So, here goes:
05/12/2009:
breakfast - smoothie (okay, good so far...)
lunch - McDonald's - two cheeseburgers, 6 piece nuggets, large fries, large coke, 2 apple pies (I seriously don't wonder why I'm fat)
dinner - almonds, 1 small apple, grapes, and a chocolate square
I've known for a while, but thought about it some more yesterday, I'm an emotional eater, I will sometimes eat things I know are not good, just because they make me feel better, at least for a little while. It is seriously like a drug, like I've taken a hit of something, and I feel better for a bit, but then I just feel totally sh*tty pretty soon after. What's even better. I know that I'm going to feel bad the whole time I'm eating, and, I even start becoming guilty while I'm eating the nastiness. So... once said food is in my system, the fun begins in that, I don't eat enough fast food for my body to handle that, it's almost like not drinking but once a month or so, and then binge drinking (same general results as well, except I'm not ending up in the hospital). So, I'm sacrificing later, for that short bit of comfort. The irony comes in because I was eating McDonald's, while reading the book "Fast Food Nation" which describes why McDonald's / Fast Food is basically cause for quite a bit of the evil in the world... and I didn't even laugh about it... I may have even eaten some more for dinner, but I doubt it.
05/13/2009
breakfast - 2 doughnuts, 1 pint of milk (I know, what's the point at the food diary if all I do is get worse and worse, right?)

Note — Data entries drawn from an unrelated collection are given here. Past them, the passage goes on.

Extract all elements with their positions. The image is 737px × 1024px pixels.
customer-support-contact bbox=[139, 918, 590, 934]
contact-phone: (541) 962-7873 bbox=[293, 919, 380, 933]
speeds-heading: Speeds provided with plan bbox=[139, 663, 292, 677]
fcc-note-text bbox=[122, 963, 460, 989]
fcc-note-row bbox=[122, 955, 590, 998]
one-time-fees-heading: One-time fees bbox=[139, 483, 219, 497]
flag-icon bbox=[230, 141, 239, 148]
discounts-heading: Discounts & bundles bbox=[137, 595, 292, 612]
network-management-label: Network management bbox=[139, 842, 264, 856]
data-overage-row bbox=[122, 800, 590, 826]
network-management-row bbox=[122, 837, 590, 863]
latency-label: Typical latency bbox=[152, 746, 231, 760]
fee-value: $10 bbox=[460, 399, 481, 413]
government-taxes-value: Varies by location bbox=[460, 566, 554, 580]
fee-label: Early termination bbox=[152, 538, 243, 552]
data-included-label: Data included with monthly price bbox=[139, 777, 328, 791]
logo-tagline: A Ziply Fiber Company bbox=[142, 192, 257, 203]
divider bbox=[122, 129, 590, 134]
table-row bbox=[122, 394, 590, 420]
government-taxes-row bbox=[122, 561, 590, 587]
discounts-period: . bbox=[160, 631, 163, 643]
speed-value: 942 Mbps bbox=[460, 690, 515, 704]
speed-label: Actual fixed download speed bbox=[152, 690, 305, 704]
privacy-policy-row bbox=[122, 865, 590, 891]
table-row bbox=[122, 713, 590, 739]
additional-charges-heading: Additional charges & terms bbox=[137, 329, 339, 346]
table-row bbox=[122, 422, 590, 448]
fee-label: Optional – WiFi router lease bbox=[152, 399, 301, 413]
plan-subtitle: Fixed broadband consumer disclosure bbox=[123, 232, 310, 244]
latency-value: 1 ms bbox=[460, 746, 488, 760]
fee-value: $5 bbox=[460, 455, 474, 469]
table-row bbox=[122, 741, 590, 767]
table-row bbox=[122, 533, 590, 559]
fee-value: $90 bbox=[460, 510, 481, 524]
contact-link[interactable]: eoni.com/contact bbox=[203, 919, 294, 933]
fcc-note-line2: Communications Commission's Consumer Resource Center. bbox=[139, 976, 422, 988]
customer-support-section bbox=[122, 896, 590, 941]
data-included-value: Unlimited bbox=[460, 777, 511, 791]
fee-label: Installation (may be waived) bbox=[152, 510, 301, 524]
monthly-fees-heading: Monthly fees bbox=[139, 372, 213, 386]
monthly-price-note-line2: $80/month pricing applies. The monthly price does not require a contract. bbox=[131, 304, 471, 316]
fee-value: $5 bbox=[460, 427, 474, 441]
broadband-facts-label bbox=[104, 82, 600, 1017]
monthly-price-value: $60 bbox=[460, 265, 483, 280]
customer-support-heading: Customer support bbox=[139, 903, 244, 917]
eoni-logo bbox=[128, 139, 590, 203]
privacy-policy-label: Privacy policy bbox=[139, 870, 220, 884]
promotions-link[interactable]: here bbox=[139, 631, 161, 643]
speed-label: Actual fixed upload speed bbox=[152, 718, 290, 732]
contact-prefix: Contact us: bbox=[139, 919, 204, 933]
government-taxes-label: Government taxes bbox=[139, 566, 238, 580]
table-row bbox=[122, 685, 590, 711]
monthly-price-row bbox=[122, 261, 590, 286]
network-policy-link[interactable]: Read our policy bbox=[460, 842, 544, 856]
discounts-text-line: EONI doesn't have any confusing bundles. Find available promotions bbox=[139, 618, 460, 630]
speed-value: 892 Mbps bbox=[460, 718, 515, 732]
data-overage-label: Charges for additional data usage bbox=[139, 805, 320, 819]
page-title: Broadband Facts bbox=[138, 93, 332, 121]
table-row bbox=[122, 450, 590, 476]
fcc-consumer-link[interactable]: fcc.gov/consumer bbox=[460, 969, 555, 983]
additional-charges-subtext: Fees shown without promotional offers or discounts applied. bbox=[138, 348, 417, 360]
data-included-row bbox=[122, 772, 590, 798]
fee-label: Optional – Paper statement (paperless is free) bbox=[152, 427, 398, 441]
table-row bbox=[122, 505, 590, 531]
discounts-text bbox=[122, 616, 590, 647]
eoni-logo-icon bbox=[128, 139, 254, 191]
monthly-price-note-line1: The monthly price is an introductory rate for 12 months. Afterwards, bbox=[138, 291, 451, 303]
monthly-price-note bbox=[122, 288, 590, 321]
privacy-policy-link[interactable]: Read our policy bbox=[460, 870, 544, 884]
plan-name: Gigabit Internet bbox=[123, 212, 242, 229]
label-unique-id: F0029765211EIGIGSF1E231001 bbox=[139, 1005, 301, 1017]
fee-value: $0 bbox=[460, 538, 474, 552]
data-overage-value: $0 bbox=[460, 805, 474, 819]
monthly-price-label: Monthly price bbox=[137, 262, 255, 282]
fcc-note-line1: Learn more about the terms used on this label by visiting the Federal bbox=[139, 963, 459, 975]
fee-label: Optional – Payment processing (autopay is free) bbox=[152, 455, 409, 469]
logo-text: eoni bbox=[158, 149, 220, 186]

lunch - Subway: their new lowfat sub, Tuscan Chicken, provalone, black olives, banana peppers, green peppers, spinach, onions, one strip of the sauce that comes with it, 21oz of the 5 calorie lemonade and a bag of sun chips
dinner: chicken tortellini alfredo with onions, spinach, mushrooms and black olives, a glass milk, a bowl of raisin bran, dried cherries, dried cranberries, and some jello with fruit - at least none of the servings were overly large.
So... we'll see what happens. Well, no question yet, but soon, I hope.